The Virginian-Pilot

October 72004

Editorial

True to Virginia’s roots, the state polit­i­cal estab­lish­ment will cast its lot with the exe­cu­tion­ers when the U. S. Supreme Court takes up the juve­nile death penal­ty on Oct. 13.

Attorney General Jerry Kilgore has joined his coun­ter­parts in Alabama, Delaware, Oklahoma, Texas and Utah in sign­ing a legal brief sup­port­ing reten­tion of the ulti­mate penal­ty for youths whose crimes were com­mit­ted at ages 16 or 17.

Unfortunately, that’s par for the course from the state that car­ried out the first exe­cu­tion in the New World and that is sec­ond only to Texas in exe­cu­tions since death-penal­ty statutes were revised in the 1970s.

This time, how­ev­er, the hang-‘em-high crowd won’t be the only ones rep­re­sent­ing Virginia at a Supreme Court death penal­ty hear­ing.

Also speak­ing loud and clear by their actions will be the Chesapeake jury that gave Lee Boyd Malvo life in prison, rather than death, for his role in the I‑95 sniper killings two years ago.

That deci­sion in one of the most noto­ri­ous crime sprees in American his­to­ry is pow­er­ful tes­ta­ment to evolv­ing com­mu­ni­ty stan­dards on the exe­cu­tion of juve­niles. Despite grue­some tes­ti­mo­ny about Malvo’s role in the cold-blood­ed, ran­dom killings, jurors appeared per­suad­ed that his sus­cep­ti­bil­i­ty to adult influ­ence mit­i­gat­ed against death.

That, in fact, is the choice of most of the civ­i­lized world. When it comes to judg­ing those whose crimes were com­mit­ted before they turned 18, it is increas­ing­ly the choice of Americans as well.

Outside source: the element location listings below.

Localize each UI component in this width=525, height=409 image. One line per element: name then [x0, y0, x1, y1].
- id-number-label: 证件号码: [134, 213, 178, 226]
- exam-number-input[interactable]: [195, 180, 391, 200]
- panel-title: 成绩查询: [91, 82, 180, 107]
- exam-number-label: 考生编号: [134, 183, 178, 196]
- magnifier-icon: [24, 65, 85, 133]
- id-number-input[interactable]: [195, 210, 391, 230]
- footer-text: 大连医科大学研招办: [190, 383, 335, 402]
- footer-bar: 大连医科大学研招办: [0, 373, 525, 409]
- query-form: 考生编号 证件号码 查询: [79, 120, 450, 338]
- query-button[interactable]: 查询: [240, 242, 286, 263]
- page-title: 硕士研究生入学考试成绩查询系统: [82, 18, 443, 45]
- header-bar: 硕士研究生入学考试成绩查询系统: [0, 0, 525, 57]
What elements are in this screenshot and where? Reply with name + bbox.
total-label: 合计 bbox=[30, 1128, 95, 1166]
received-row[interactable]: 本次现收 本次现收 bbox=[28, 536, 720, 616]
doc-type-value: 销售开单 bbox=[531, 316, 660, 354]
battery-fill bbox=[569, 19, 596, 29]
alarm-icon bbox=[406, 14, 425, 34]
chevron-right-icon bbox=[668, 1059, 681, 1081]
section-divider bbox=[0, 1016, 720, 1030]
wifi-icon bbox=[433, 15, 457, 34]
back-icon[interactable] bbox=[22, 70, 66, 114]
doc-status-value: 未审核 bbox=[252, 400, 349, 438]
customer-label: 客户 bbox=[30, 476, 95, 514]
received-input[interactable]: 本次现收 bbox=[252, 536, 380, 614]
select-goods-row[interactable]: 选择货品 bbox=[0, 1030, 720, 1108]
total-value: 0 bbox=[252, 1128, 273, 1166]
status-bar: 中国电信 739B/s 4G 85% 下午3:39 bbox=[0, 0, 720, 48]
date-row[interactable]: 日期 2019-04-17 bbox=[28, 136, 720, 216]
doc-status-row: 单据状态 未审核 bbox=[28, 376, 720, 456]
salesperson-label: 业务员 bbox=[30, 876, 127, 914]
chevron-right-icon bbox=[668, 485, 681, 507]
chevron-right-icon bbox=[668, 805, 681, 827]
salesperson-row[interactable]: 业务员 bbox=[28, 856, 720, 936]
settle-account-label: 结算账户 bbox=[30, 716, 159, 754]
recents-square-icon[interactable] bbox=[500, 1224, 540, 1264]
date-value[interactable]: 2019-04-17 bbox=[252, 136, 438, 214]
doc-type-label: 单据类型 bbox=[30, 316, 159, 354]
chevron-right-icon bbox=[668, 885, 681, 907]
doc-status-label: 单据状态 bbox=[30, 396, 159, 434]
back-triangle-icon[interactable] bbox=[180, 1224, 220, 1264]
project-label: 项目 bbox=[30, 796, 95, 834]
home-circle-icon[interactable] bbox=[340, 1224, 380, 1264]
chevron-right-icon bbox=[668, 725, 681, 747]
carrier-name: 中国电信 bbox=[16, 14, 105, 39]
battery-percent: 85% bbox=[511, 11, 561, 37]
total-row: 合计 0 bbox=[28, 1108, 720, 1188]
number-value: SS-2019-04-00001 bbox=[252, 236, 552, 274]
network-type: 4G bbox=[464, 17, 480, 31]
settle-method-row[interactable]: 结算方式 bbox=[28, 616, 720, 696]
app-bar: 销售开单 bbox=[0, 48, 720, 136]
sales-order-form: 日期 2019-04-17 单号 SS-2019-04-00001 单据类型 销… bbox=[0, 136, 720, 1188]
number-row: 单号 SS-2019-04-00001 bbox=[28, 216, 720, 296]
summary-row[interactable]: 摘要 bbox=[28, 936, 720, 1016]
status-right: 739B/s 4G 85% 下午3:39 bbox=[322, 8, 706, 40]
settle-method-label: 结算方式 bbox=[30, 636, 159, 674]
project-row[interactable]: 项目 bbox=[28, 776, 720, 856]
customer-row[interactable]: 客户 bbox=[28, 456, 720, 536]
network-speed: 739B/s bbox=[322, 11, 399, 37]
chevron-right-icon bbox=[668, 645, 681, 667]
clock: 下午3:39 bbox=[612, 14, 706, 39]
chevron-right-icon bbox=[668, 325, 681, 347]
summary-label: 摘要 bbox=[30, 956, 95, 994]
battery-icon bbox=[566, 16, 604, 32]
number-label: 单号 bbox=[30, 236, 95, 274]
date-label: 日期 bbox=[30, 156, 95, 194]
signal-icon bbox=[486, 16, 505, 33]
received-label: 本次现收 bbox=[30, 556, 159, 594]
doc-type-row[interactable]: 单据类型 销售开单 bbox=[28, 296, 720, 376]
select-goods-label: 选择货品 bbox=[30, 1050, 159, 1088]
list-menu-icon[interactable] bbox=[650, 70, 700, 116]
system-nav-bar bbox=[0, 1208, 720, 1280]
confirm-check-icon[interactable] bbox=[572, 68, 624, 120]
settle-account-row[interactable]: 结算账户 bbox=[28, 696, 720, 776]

An ABC News poll released in December 2003 showed sev­en out of 10 Americans oppose the exe­cu­tion of juve­nile offend­ers. Thirty-one states now ban the prac­tice. The two most recent addi­tions, South Dakota and Wyoming, joined the list this spring.

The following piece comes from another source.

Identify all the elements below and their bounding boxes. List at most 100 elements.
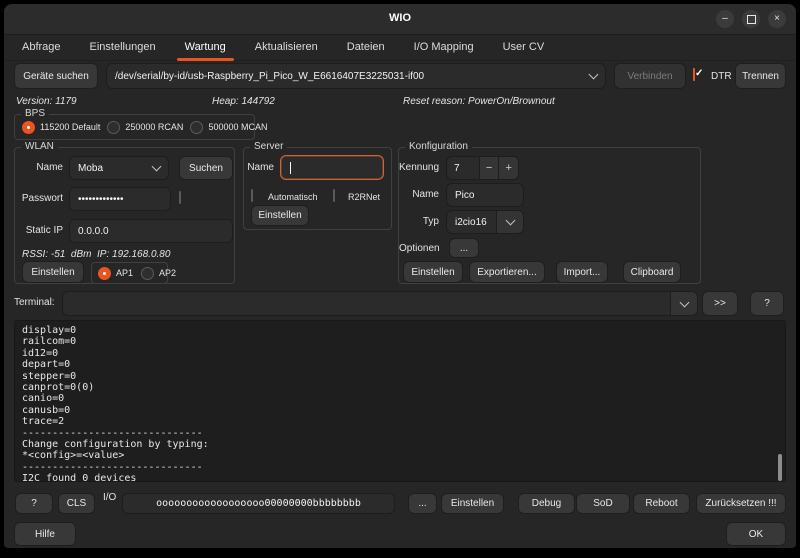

Virginia is one of just six states that have car­ried out exe­cu­tions of indi­vid­u­als who were younger than 18 at the time of their offense.

Shamefully, three such deaths puts Virginia sec­ond only to Texas in the cat­e­go­ry.

Virginia politi­cians appear not to have heard, or at least heed­ed, the evolv­ing sci­ence about ado­les­cent brains. Increasingly sophis­ti­cat­ed research affirms what many par­ents have long sus­pect­ed: that full brain devel­op­ment does not occur until the late teens or 20s. Young males often dis­play an impetu­ous­ness and lack of con­trol that is eclipsed by age.

Since 1994, death sen­tences for juve­nile offend­ers have dropped nation­al­ly. An inten­sive, soon-to-be-pub­lished Columbia University study cred­its evolv­ing atti­tudes, rather than fac­tors such as a decreased juve­nile homi­cide arrest rate.

Regrettably, many lead­ing Virginia politi­cians retain their knee-jerk embrace of cap­i­tal pun­ish­ment in broad form. When the Supreme Court struck down the penal­ty for indi­vid­u­als with men­tal retar­da­tion two years ago, state pol­i­cy-mak­ers cleaved to the los­ing side.

This time, how­ev­er, their voic­es may be drowned out by the action of a con­ser­v­a­tive, tough-on-crime com­mu­ni­ty that came face-to-face with the real­i­ty of juve­nile crime and drew a life-and-death distinction.